In the final eleven days leading up to polling day, the Trump campaign was given a badly-needed boost when the controversy over the use of a public email server by Ms Clinton when she was US Secretary of State was re-ignited by the FBI’s director James Comey. The timing of the latest revelations led to allegations of unwarranted political interference by the FBI man which was wholly inappropriate and, even though he subsequently said there was no case to answer, the damage was already inflicted.
The prospects of Donald Trump being elected grew at just the right time for him and the more his chances were talked up, the more likely the prospect of his being elected became. It all came down to which candidate was able to get more of their supporters out to vote, especially in the so-called swing states.
Eventually, most of the high-profile Republicans who had been reluctant to vote for Trump – because they considered him a maverick and not truly representative of the party’s values – rowed in behind him. Ironically, the powerful Christian right faction backed him too despite the fact that many of his utterances on the campaign trail were both uncharitable and unchristian.
A lot of those who voted for Hillary Clinton did so because they considered her the lesser of two evils – hardly a great endorsement to give to a potential leader of one of the most powerful countries in the so-called free world. Despite the amount of groups that Trump insulted during his campaign – from African Americans, Muslims and Hispanics to all the women who viewed him as a misogynist – he prevailed.

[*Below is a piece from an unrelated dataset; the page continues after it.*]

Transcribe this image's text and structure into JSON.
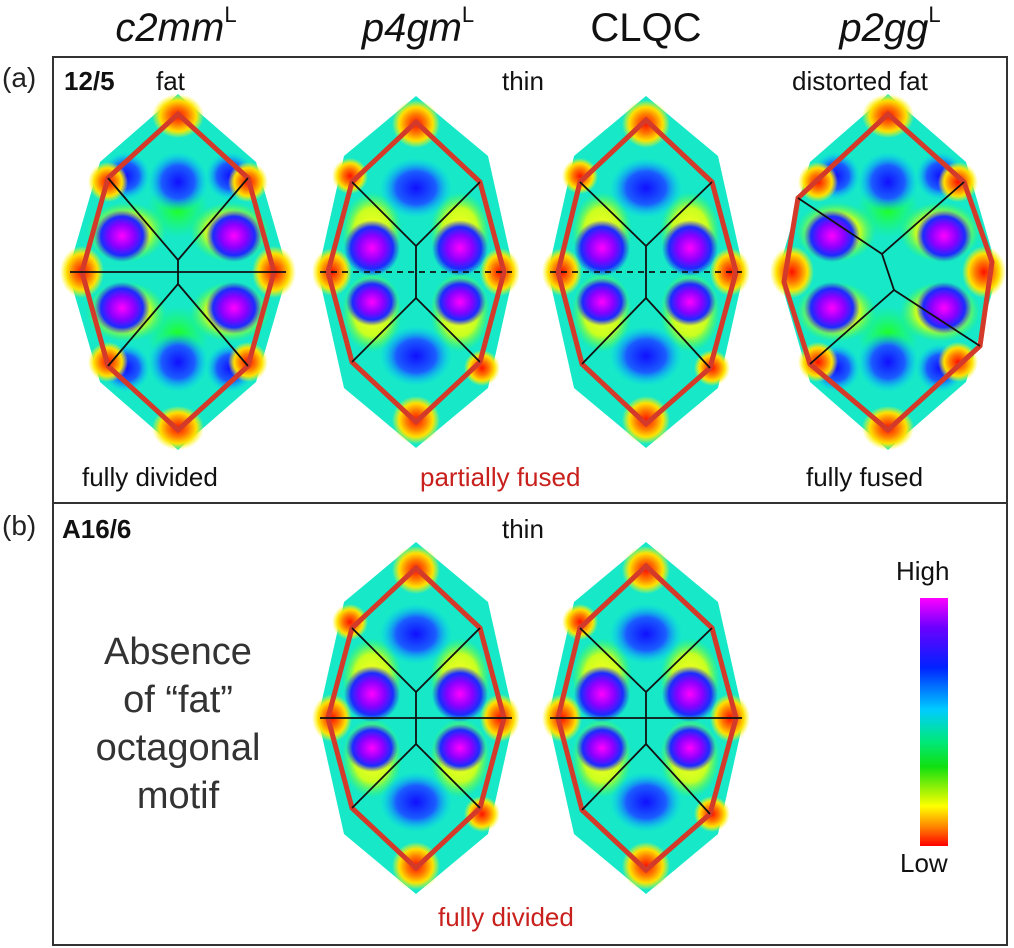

President Barack Obama was given the job of mobilising the African American vote that was so crucial to his election for two terms of office at the White House to back Hillary Clinton, however it seemed that they were not prepared to turn out in the same numbers to endorse a rich white woman, largely funded by big corporate donations. Her biggest constituency comprised the more liberal female voters across all ethnic groups hoping to see the proverbial glass ceiling broken by electing the first woman President of the United States of America.

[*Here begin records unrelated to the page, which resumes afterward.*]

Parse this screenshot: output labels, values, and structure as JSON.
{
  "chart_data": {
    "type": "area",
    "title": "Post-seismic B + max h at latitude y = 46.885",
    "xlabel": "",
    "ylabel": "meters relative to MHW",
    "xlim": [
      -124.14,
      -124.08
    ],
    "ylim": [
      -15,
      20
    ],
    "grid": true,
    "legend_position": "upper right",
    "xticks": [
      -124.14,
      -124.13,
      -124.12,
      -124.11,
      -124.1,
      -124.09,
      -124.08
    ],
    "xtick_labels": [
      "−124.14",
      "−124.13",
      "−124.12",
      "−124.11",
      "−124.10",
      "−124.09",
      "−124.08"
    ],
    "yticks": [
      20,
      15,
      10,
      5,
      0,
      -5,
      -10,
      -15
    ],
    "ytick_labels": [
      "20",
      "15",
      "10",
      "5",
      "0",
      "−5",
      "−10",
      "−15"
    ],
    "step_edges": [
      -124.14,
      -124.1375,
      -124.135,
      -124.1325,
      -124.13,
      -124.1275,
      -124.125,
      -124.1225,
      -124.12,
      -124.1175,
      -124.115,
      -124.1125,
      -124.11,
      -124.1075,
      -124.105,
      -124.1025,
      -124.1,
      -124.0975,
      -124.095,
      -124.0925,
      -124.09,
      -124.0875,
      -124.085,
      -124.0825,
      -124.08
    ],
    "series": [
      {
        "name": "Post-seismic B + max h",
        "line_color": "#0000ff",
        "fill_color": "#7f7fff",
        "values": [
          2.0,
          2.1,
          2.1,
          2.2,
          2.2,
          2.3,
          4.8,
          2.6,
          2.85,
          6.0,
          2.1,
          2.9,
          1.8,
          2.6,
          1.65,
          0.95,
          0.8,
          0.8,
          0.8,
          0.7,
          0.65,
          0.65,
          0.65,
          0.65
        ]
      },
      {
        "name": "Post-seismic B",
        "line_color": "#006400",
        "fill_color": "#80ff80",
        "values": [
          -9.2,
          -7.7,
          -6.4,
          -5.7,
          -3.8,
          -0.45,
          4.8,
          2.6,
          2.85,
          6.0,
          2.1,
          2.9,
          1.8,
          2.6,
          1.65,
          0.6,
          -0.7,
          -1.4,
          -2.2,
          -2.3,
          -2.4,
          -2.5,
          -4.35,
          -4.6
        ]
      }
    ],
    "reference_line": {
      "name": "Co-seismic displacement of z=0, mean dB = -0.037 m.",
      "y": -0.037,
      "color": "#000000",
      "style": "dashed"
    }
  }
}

Trump, on the other hand, tapped into the anger and insecurity of the millions of blue collar workers across America who lost their jobs, especially in manufacturing, as globalisation saw them outsourced to other countries offering cheaper labour, leaving vast industrial wastelands and their attendant social problems. This large, mainly male constituency liked his ‘Let’s make America great again’ rhetoric, his macho posturing on the Second Amendment right to bear arms and his locker room talk.
They are people who had nothing more to lose by electing Trump as nobody else in the political establishment had done anything for them, only let their plight and disaffection fester further. Even though it was opportunistic on his part, Trump’s campaign did a great service by highlighting the huge divide in the United States between the ‘haves’ and the ‘have-nots’ which both the Democratic and Republican parties, heretofore, were content to sweep under the carpet to a huge extent.
The new incumbent will be forced to address this problem because there are a lot of disaffected people out there who have been exercised by the Trump campaign and will want to see his words backed up by addressing their plight addressed in a tangible way.
Alienation seemed to be Donald Trump’s stock in trade and, despite his personal achievement of going from being a no-hoper to become the American president-elect, he was not a team player within the party he aligned himself with. The Republican Party is going to have to integrate Trump and his supporters into the fold and has some rebuilding to do after it was, effectively, used by him purely to pursue his own personal ambitions.
Things like the mutual admiration society that he created with Russia’s President Vladimir Putin also frightened a lot of Americans, but not enough to reject him at the ballot box. In his acceptance speech on Wednesday morning, which was gracious and statesmanlike, Donald Trump promised to be all things to all people and rowed back on the hateful sentiments that ignited his campaign by saying that his presidency would be inclusive of all of Americans, however these words need to be backed up by sincere and meaningful actions.
When this extraordinary US presidential campaign is analysed in greater detail by both of the main parties and political pundits generally, it will provide plenty of food for thought. It highlighted the growing disconnect between the mainstream political parties and the ordinary people, and it will be a case of God help America if they and the new president ignore this seriously worrying worldwide trend.